Le surlendemain, j'étais sereine, soulagée, apaisée et prête à affronter ça, prête à vivre cette vie avec lui, prête à le suivre pour qu'il m'apprenne, prête à adopter sa combativité et sa joie de vivre.
Ce que je ressentais? "Ça y est, on est légitimes, on va enfin pouvoir avancer!"
On a commencé à apprendre des signes de la LSF seuls puis on s’est formés au Makaton, Victor, son frère, moi, ainsi que mes amies (sans qui je me serais écroulée très rapidement) et leurs enfants. Victor s'est mis à signer de plus en plus et depuis Mai 2012, il commence à parler!
En bref, le diagnostic, ça été un 2ème accouchement, une délivrance dans la douleur, sans péridurale, mais aussi une 2ème naissance, avec dans les jours qui ont suivis une terrible envie de vivre cette belle vie auprès de lui, de grandir avec lui. Un genre de "reset", on annule les données et on repart sur de nouvelles bases, avec la légitimité d'un nom de maladie.
Maintenant bien évidemment je trouve ça pesant que Victor soit cantonné dans sa case "déficient en transporteur de la créatine cérébrale", parce qu'il faut qu'il reste dans sa case. Depuis le début, j'ai juste envie qu'il soit reconnu et accepté comme Victor, un tout petit individu qui n'avance pas comme dans les livres de pédiatrie générale. C'est difficile d'en arriver là.
Le seul endroit où mon garçon (et même mes garçons parce que c'est aussi vrai pour son courageux et compréhensif grand frère) est accueilli comme Victor, avec une prise en charge basée sur ses besoins propres, ses progressions et ses difficultés et non sur une liste de symptômes décrits, c'est le CAMSP.
C'est d'ailleurs en partie grâce à l'équipe du CAMSP que le papa de Victor a pu accepter la maladie, et s'investir peu à peu dans le suivi de Victor.
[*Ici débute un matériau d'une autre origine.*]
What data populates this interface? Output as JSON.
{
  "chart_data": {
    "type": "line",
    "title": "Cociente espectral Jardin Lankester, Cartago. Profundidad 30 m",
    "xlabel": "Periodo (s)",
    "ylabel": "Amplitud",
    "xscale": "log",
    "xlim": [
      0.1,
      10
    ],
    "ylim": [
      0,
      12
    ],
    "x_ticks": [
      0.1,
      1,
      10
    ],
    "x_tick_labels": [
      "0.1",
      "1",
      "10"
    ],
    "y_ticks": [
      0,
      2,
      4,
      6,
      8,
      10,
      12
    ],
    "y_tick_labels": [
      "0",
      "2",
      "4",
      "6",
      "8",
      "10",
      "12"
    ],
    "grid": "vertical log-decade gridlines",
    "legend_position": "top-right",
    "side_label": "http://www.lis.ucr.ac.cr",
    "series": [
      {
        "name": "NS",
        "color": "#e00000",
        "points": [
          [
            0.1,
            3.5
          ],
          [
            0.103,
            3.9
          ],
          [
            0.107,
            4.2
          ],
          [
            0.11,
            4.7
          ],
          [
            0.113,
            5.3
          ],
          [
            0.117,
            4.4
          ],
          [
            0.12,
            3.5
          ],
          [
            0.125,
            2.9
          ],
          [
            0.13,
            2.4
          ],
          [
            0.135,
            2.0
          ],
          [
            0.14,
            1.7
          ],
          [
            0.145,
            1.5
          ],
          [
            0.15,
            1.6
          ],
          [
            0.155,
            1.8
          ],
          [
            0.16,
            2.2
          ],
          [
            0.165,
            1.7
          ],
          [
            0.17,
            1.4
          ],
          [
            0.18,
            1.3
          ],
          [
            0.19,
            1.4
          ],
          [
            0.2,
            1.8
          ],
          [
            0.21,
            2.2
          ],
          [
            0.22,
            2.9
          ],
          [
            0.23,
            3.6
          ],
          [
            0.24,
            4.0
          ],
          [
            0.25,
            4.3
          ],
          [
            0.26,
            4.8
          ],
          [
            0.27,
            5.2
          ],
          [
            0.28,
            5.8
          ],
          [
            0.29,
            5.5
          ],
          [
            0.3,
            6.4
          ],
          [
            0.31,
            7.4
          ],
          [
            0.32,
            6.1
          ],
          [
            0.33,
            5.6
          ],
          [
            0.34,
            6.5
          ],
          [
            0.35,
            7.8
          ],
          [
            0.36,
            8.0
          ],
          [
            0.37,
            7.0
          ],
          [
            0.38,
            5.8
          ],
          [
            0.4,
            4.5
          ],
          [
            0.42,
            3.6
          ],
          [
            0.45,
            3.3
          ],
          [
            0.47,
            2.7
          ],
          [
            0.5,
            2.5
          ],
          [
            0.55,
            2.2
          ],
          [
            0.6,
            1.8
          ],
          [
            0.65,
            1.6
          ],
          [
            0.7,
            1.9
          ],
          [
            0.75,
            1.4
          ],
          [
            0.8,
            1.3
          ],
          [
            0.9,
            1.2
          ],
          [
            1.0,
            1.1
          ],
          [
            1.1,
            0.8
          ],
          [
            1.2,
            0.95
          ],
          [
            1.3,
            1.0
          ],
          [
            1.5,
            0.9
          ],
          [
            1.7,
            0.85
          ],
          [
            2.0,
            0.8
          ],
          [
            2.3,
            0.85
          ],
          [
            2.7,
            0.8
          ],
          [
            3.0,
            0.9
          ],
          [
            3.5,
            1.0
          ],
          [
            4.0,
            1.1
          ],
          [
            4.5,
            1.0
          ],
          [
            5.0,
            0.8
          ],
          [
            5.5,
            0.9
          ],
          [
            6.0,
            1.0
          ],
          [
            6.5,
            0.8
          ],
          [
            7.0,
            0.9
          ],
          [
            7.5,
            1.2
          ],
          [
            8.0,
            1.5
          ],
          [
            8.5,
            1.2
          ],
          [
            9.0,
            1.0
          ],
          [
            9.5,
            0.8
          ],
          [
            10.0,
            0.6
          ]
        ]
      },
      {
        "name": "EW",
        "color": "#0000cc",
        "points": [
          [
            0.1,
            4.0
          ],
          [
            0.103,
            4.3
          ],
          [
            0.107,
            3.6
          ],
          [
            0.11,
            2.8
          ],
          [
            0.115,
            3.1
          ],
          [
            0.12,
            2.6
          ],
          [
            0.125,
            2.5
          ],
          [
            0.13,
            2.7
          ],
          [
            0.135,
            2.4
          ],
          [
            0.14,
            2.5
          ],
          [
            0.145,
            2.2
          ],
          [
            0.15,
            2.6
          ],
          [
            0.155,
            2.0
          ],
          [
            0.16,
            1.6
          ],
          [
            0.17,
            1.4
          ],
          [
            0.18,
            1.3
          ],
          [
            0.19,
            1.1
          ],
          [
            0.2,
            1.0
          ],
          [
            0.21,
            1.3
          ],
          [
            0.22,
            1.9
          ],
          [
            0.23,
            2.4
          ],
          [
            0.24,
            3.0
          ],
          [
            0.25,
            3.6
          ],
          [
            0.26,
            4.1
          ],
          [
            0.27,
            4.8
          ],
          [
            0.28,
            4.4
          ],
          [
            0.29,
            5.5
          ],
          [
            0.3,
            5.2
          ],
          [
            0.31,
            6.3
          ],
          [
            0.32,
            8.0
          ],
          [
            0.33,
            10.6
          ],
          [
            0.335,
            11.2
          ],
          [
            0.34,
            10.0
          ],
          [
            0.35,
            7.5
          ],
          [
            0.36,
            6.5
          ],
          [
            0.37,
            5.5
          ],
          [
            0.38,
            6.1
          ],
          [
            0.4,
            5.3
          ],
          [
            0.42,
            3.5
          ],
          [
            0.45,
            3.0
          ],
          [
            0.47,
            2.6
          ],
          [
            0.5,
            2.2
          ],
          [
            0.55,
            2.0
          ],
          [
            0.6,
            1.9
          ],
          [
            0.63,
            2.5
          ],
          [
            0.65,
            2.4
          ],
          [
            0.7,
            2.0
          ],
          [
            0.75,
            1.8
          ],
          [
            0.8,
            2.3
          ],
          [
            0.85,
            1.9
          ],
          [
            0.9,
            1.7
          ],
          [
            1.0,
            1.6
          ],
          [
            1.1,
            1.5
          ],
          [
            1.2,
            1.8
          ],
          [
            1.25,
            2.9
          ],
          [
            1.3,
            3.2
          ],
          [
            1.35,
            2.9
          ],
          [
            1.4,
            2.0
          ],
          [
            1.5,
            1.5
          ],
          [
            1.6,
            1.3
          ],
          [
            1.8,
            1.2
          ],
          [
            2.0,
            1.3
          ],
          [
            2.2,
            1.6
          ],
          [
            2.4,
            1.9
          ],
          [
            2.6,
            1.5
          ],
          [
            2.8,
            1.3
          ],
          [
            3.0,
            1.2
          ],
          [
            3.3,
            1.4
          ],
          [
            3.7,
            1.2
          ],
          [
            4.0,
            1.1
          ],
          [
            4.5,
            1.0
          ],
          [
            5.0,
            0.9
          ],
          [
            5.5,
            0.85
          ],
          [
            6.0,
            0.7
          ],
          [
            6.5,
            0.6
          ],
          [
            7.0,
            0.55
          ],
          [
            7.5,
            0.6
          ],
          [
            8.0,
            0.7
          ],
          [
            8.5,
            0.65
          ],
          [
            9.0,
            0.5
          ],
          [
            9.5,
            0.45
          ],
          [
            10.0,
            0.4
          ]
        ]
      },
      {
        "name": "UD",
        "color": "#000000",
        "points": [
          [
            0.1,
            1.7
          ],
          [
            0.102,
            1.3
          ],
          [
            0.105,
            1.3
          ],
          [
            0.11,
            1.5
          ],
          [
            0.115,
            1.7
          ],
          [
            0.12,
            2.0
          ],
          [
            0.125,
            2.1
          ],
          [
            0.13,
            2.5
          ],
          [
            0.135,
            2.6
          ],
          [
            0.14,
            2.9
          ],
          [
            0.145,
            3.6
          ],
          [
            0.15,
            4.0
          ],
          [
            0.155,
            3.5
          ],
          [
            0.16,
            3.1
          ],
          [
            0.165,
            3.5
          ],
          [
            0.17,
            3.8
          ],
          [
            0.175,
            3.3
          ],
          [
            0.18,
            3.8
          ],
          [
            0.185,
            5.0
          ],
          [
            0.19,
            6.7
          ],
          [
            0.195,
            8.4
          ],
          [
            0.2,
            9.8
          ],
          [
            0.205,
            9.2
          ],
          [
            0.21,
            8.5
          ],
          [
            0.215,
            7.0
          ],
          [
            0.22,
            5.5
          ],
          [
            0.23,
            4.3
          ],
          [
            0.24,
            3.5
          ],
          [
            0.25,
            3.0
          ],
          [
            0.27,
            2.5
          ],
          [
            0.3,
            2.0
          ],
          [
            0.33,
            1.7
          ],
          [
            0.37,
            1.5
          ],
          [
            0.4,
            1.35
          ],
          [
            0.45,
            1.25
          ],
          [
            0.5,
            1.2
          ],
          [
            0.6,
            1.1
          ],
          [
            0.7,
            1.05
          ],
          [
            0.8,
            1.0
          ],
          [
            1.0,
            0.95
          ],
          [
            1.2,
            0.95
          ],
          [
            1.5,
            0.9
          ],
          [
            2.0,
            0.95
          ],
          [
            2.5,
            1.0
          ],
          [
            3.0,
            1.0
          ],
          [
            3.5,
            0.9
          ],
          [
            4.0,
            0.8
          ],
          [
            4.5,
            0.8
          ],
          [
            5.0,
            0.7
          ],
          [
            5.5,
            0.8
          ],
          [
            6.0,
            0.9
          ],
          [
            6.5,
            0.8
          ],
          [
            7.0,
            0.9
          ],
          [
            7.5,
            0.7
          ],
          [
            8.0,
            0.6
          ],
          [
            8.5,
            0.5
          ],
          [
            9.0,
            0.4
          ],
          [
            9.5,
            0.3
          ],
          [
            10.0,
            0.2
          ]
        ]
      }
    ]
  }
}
Les 2 témoignages que j'ai lus me restent toujours en tête, les métaphores concernant la randonnée en montagne et le voyage en Hollande m'aident beaucoup à repartir quand j'ai un coup de mou. Parce que c'est vrai: quels paysages merveilleux et inattendus on a rencontré sur notre raidillon, et quelles couleurs gaies et chatoyantes ont ces tulipes hollandaises!